Türkiye-AB Yüksek Düzeyli İklim Diyaloğu ortak açıklaması
Çevre ve Şehircilik Bakanı Murat Kurum ile Avrupa Birliği (AB) Komisyonu Kıdemli Başkan Yardımcısı Frans Timmermans, iklim konulu yüksek düzeyli diyalog çerçevesinde Brüksel'de bir araya geldi.
Çevre ve Şehircilik Bakanı Murat Kurum ile Avrupa Birliği (AB) Komisyonu Kıdemli Başkan Yardımcısı Frans Timmermans, iklim konulu yüksek düzeyli diyalog çerçevesinde Brüksel'de bir araya geldi.
Bu, haziran ayındaki AB Liderler Zirvesi'nde Türkiye ile AB arasında göç, sağlık, iklim, terörle mücadele ve bölgesel meselelerde yüksek düzeyli diyalog hazırlıkları yapılması kararının ardından düzenlenen ilk toplantı oldu.
AB Komisyonu binasındaki görüşmeyle ilgili yapılan ortak açıklamada, hem AB'nin hem Türkiye'nin orman yangınları ve seller gibi iklim değişikliğinin aşırı etkileriyle karşı karşıya kaldığı, Türkiye'nin Marmara Denizi'nde müsilaj ile mücadele ettiği (deniz salyası) hatırlatıldı.
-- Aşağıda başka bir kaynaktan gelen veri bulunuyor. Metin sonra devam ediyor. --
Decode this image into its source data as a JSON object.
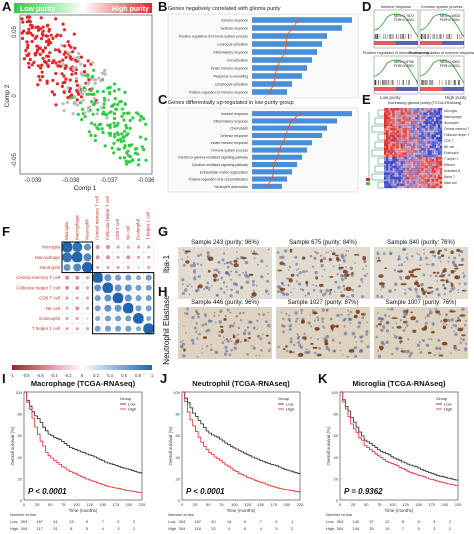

Açıklamada, Türkiye ve AB'nin iklim değişikliğinin tetiklediği bu tür olaylar sonrasında iklim iş birliğinin ilerletilebileceği alanları Paris Anlaşması hedefleri çerçevesinde ele aldığı, Kurum ile Timmermans'ın 2050'ye kadar emisyonu sıfıra indirme ve böylece hava sıcaklığındaki artışı 1,5 derecede tutma hedefinde neler yapılması gerektiği ve neler yapıldığı konusunda acil ihtiyaç duyulanlarla ilgili görüş alışverişi yaptığı ifade edildi.
Bakan Kurum ile Komisyon üyesi Timmermans'ın Türkiye'de kurulması planlanan Emisyon Ticaret Sistemi ile AB Emisyon Ticaret Sistemi'nin revizyonunu göz önünde bulundurarak ortak çıkar alanı olarak karbon fiyatlandırma politikalarını ele aldıkları belirtilen açıklamada, toplantının gündeminde iklim değişikliğine uyum, iklim değişikliği ve biyoçeşitlilik kaybıyla mücadelede doğa temelli çözümlerin faydalarının da gündeme geldiği kaydedildi.
Açıklamada görüşlerine yer verilen Bakan Kurum, "Türkiye ile AB arasındaki Yüksek Seviyeli İklim Diyaloğunu iklim değişikliğiyle mücadelede iş birliğini güçlendirecek ve Türkiye'nin AB'ye katılım sürecini destekleyecek büyük bir fırsat olarak değerlendiriyorum." ifadesini kullandı.
Türkiye'nin iklim değişikliğiyle mücadeleyi sadece siyaset üstü ve sınırları aşan bir konu olarak değil, aynı zamanda güvenlik ve kalkınma meselesi olarak gördüğünü vurgulayan Kurum, şöyle devam etti:
"Bu çerçevede Türkiye iklim değişikliğiyle mücadele çabalarını kararlılıkla sürdürmektedir ancak bu faaliyetlerin ekonomik maliyeti de oldukça yüksektir. İklim değişikliğiyle mücadelede Türkiye'nin uluslararası iklim finansmanı kaynaklarına erişimi çabalarımızın küresel anlamda daha etkili olmasını sağlayacaktır."
Timmermans ise bu yaz özellikle Akdeniz çevresinde görülen yıkıcı olayların bilimsel senaryoların gerçekliğini gösterdiğini belirtti.
Tüm hükümetlerin acil biçimde iklim konusunda istekli davranması ve açık taahhütlerde bulunmasına duyulan ihtiyacı vurgulayan Timmermans, "Türkiye'nin kendi Yeşil Mutabakatını oluşturmasını ve iddialı yerel iklim politikalarını belirlemesini sabırsızlıkla bekliyorum. İçerideki finansal akışın dayanıklı ekonomik kalkınmayı güçlendirmesi için iklim dostu yatırımlara yönlendirilmesi gerekmektedir. Hızla değişen bir küresel piyasada rekabetin ve ticaretin devamı için hem Türkiye hem AB ekonomilerini modern ve sürdürülebilir bir yola sokmalı." ifadesini kullandı.
Görüşmelerin Türkiye ile AB arasında teknik seviyede devam edeceği, bakanların 2022 başında durum değerlendirmesi yapacağı belirtildi.